Viewed from a distance, the same set of interconnected facts has seen NDTV repeatedly attacked over the last several years. In 2014, the Income Tax Department accused the Roys of not paying tax on the money they made on the sale of NDTV shares to RRPR. The Roys claim the Department’s lawyer has stalled the proceedings for years together and doesn’t allow them to be heard.

SEBI has been examining the legality of a range of actions taken by NDTV for a decade now. On June 8th, 2016, it issued a show cause notice to NDTV for violation of the Takeover Code amongst other things.
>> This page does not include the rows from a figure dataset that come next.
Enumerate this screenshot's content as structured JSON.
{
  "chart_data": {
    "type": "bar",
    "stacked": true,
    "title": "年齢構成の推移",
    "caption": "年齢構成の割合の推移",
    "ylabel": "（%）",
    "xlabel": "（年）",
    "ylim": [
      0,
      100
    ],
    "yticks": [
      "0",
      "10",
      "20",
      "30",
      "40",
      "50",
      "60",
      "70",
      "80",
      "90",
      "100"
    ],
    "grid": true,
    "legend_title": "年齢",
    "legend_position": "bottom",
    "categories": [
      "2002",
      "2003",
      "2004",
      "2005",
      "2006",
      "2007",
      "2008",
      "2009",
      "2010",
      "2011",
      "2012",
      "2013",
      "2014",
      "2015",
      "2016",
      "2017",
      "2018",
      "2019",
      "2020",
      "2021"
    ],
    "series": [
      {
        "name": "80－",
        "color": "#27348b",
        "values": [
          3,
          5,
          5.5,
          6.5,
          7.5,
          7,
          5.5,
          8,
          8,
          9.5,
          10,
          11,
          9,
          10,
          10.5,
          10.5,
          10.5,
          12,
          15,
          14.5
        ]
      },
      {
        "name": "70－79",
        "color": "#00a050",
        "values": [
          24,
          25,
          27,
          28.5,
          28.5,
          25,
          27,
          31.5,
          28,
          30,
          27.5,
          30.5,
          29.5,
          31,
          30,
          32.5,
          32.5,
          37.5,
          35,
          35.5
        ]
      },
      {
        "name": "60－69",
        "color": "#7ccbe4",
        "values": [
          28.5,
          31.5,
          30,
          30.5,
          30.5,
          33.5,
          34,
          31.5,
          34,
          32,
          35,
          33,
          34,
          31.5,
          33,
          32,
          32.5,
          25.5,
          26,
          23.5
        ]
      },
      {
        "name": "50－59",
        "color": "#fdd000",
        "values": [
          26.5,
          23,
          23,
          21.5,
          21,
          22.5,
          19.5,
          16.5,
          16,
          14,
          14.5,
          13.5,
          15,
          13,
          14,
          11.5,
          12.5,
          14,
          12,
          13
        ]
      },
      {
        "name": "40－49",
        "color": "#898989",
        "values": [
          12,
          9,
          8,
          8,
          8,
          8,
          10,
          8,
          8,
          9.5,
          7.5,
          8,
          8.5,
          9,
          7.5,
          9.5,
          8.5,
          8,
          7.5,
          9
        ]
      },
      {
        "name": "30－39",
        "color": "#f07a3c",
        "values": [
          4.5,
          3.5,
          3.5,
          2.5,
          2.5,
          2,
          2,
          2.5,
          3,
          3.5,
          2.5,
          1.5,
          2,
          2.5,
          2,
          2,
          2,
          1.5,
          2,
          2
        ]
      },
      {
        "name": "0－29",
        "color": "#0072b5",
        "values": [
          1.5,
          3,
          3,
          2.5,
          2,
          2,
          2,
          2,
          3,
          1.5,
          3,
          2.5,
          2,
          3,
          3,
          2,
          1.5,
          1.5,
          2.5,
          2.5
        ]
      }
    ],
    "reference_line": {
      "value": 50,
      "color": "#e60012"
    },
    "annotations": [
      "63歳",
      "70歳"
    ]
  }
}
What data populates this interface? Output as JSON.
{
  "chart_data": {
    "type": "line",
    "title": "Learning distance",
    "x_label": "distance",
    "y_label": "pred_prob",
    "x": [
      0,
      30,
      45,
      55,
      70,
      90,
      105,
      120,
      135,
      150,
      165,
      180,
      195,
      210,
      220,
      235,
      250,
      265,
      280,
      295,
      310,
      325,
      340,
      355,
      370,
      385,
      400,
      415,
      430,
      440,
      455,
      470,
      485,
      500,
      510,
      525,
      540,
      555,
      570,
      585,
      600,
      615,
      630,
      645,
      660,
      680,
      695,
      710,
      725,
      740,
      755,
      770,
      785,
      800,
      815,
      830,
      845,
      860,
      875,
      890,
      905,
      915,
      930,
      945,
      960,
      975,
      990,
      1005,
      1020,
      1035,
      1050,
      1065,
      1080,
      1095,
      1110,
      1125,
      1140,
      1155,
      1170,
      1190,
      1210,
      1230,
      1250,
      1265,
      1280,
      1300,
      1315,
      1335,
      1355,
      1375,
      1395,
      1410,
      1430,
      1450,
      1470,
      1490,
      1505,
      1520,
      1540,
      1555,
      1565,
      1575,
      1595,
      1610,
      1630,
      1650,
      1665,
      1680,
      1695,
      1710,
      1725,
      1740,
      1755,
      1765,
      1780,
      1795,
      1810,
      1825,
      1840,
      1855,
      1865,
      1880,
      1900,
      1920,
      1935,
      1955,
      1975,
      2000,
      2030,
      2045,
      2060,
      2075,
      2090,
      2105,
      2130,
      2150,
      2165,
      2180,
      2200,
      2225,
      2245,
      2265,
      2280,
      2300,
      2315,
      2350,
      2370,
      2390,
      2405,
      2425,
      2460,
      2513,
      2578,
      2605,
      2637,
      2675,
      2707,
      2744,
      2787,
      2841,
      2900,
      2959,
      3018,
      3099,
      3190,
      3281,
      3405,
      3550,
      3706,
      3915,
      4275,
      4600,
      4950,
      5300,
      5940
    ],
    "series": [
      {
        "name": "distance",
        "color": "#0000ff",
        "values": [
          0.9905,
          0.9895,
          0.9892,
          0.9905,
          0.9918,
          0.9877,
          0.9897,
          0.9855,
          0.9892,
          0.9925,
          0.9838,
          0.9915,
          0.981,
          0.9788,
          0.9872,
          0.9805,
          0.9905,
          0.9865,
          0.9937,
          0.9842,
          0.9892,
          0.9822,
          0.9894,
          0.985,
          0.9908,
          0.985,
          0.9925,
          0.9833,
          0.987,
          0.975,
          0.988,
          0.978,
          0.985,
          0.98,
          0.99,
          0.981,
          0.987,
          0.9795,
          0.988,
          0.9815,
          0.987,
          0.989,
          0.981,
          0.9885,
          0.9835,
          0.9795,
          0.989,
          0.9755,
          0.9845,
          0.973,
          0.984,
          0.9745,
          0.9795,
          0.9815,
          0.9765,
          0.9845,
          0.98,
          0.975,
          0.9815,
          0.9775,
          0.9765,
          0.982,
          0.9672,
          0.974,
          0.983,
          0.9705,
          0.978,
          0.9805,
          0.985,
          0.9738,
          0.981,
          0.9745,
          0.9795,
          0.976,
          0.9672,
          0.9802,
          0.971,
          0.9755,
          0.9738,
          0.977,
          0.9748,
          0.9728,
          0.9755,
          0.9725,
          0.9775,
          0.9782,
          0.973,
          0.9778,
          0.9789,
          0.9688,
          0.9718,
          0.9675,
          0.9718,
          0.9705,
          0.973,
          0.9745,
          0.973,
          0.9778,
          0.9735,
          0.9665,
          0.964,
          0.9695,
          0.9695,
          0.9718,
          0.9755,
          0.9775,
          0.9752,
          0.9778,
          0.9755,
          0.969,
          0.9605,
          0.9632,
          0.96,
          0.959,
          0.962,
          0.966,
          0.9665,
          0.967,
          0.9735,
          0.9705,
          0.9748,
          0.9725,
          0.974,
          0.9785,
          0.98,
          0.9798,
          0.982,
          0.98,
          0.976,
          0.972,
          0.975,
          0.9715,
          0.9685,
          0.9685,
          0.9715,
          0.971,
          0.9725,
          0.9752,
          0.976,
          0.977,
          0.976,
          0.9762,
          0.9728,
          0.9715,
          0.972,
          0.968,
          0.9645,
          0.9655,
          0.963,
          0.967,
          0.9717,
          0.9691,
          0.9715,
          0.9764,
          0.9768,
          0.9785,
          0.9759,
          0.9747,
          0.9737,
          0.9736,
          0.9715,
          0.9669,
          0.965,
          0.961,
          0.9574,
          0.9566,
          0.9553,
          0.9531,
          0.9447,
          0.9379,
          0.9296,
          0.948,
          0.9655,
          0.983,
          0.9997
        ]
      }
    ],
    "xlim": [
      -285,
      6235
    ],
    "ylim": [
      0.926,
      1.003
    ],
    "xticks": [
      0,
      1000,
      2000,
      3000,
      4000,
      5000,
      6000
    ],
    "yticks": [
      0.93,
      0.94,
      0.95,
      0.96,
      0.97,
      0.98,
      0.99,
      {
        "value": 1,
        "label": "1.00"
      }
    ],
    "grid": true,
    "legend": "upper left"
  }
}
This too has been hanging fire for a long time.

At the end of the day then, what are we to make of the fate of a TV channel that has frequently been critical of the Government? If you smell smoke in ICICI Bank’s Rs. 48 Crore haircut, wouldn’t you argue that the press cannot claim immunity from prosecution on the patently dishonest argument that it would muzzle freedom of speech?
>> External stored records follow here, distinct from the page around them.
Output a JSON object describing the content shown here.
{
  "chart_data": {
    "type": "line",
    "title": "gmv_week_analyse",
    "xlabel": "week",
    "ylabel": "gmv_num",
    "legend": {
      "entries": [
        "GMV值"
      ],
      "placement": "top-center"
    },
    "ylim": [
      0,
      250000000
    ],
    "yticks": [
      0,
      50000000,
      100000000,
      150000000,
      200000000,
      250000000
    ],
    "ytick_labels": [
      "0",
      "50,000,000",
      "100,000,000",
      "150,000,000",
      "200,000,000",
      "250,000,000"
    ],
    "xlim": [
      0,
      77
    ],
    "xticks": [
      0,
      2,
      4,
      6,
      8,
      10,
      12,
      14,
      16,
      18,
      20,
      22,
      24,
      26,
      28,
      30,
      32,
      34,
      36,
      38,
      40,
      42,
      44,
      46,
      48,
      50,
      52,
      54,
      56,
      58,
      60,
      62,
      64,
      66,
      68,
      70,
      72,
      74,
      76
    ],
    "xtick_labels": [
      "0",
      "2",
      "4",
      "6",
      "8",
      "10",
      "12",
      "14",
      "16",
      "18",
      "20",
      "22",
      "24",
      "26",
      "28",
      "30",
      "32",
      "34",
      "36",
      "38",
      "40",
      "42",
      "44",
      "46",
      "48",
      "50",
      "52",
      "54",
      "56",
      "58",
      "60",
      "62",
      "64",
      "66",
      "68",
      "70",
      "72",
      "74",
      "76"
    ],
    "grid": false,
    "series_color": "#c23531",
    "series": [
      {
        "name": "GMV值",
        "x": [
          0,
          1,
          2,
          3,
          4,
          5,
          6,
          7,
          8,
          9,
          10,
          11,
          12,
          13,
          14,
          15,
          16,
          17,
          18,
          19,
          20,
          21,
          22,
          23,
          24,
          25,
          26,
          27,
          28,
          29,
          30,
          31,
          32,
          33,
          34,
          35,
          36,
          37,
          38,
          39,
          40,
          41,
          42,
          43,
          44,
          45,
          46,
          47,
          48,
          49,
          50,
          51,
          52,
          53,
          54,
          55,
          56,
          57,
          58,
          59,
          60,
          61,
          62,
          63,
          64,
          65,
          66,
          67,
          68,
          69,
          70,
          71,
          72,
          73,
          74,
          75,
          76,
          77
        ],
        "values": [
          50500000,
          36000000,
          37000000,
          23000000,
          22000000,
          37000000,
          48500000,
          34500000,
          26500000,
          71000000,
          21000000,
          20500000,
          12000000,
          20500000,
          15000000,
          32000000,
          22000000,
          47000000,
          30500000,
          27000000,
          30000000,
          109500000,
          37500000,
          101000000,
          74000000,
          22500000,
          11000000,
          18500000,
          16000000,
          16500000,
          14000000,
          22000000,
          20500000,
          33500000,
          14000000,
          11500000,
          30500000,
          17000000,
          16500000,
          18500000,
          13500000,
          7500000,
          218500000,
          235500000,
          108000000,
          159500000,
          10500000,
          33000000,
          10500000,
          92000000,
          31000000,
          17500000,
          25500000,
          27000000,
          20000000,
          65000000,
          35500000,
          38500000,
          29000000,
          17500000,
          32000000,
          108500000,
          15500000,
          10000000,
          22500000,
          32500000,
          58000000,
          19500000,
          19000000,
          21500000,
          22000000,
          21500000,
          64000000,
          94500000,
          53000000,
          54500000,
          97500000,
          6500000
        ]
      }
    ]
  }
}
Would you have a competent investigation look at this extraordinary transaction with an open mind, or is NDTV a holy cow you can’t hurt? On the other hand, considering that the essential facts we related here have been in the public domain for several years, exactly what did the CBI expect to find in the home of the Roys in the middle of the night?

When the same set of facts transforms year after year into a new and fresh prosecution, are you not entitled to think that we have ourselves a witch hunt? Would you not argue that NDTV is taking heat exactly as the Rehajas did after Outlook published a story about Atal Bihari Vajpayee’s foster son-in-law, and as Ram Nath Goenka did during the Emergency? Do I have a problem with pattern recognition, or am I just prejudiced?

Once again, I find myself confronted by a morally ambiguous question to which there is no simple answer. No one here smells of fresh roses in the rain. Forced to a choice, I find myself reluctantly coming down in defense of those who are clearly not squeaky clean, on the principle that whatever be their sins, they are more sinned against than sinning.